Question

Derive the integrated rate equation for a first-order reaction.

Hint:

{First-order reaction:} \(\ln \frac{[A]_0}{[A]} = kt\) Straight-line plot of \(\ln [A]\) vs time.

Answer 1

Concept: A first-order reaction is one in which the rate of reaction is directly proportional to the concentration of a single reactant.
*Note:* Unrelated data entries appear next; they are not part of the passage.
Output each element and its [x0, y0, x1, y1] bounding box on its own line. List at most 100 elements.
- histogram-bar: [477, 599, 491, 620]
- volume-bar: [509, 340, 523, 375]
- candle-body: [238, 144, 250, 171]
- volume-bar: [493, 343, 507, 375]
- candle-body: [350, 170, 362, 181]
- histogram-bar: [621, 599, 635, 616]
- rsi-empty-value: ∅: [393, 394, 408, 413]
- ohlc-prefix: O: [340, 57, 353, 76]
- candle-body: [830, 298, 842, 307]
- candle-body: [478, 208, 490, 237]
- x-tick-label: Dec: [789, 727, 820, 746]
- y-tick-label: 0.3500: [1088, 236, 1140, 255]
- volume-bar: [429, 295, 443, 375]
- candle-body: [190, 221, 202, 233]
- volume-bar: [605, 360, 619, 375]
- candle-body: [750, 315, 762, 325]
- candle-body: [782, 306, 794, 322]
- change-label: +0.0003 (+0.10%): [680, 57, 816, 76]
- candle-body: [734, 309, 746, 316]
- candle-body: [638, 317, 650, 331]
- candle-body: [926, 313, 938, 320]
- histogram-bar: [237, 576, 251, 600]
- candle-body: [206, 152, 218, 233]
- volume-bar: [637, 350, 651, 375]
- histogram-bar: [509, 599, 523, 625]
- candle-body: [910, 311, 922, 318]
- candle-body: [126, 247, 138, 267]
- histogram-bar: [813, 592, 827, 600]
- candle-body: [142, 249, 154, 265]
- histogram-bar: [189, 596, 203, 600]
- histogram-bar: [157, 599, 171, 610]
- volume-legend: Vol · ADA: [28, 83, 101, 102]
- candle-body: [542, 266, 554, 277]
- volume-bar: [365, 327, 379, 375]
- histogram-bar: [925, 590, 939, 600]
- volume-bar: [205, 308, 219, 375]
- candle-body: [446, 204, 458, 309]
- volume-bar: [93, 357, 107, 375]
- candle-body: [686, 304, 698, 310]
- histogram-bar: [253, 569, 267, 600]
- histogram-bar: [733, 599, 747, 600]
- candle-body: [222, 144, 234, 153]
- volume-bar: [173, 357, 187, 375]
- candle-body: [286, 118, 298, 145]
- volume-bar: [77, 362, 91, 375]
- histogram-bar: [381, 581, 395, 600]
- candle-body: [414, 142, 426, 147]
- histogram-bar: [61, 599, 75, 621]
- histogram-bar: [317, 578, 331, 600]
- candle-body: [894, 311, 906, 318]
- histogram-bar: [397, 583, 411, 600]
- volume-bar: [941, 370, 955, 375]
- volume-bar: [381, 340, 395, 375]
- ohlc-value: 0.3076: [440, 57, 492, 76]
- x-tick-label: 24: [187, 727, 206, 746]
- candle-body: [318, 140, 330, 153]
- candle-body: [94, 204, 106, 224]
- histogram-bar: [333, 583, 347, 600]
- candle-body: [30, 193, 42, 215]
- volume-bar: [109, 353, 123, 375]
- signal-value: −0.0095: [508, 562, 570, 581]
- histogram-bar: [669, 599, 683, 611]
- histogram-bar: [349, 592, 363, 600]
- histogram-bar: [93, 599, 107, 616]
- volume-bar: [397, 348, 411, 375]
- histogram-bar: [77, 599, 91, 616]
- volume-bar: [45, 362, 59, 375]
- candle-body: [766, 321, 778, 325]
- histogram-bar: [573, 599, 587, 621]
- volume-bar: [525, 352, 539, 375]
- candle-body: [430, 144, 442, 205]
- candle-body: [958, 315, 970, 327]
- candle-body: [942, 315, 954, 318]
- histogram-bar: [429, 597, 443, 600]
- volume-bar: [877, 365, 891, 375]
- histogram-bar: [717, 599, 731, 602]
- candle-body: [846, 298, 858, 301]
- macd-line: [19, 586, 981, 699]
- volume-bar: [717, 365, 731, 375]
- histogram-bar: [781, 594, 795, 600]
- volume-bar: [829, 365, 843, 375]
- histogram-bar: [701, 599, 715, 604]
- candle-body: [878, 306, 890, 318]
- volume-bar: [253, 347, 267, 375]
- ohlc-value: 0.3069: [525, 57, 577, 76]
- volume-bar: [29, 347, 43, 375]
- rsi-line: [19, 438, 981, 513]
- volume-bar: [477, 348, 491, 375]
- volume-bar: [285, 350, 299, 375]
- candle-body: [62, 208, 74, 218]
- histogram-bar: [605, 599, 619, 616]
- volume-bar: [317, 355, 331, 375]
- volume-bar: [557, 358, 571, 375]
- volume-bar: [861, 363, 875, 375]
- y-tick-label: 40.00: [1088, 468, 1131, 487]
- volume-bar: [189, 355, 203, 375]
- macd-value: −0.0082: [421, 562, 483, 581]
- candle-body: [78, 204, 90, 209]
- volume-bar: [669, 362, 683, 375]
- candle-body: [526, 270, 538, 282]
The integrated rate equation relates concentration with time and helps determine reaction kinetics.
Step 1: Rate law for first-order reaction Consider a reaction: \[ A \rightarrow \text{Products} \] For a first-order reaction, \[ \text{Rate} = -\frac{d[A]}{dt} = k[A] \] where:

• \( [A] \) = concentration of reactant at time \( t \)
• \( k \) = rate constant

Step 2: Rearranging the equation \[ \frac{d[A]}{[A]} = -k\,dt \]
Step 3: Integration Integrate both sides: \[ \int \frac{d[A]}{[A]} = -k \int dt \] \[ \ln [A] = -kt + C \] where \( C \) is the integration constant.
Step 4: Applying initial condition At \( t = 0 \), concentration \( [A] = [A]_0 \) \[ \ln [A]_0 = C \] Substitute back: \[ \ln [A] = -kt + \ln [A]_0 \]
Step 5: Final integrated rate equation \[ \ln \frac{[A]_0}{[A]} = kt \] Alternative forms: Using base-10 logarithm: \[ \log \frac{[A]_0}{[A]} = \frac{kt}{2.303} \] Conclusion: Thus, the integrated rate equation for a first-order reaction is: \[ \ln \frac{[A]_0}{[A]} = kt \] which shows that concentration decreases exponentially with time.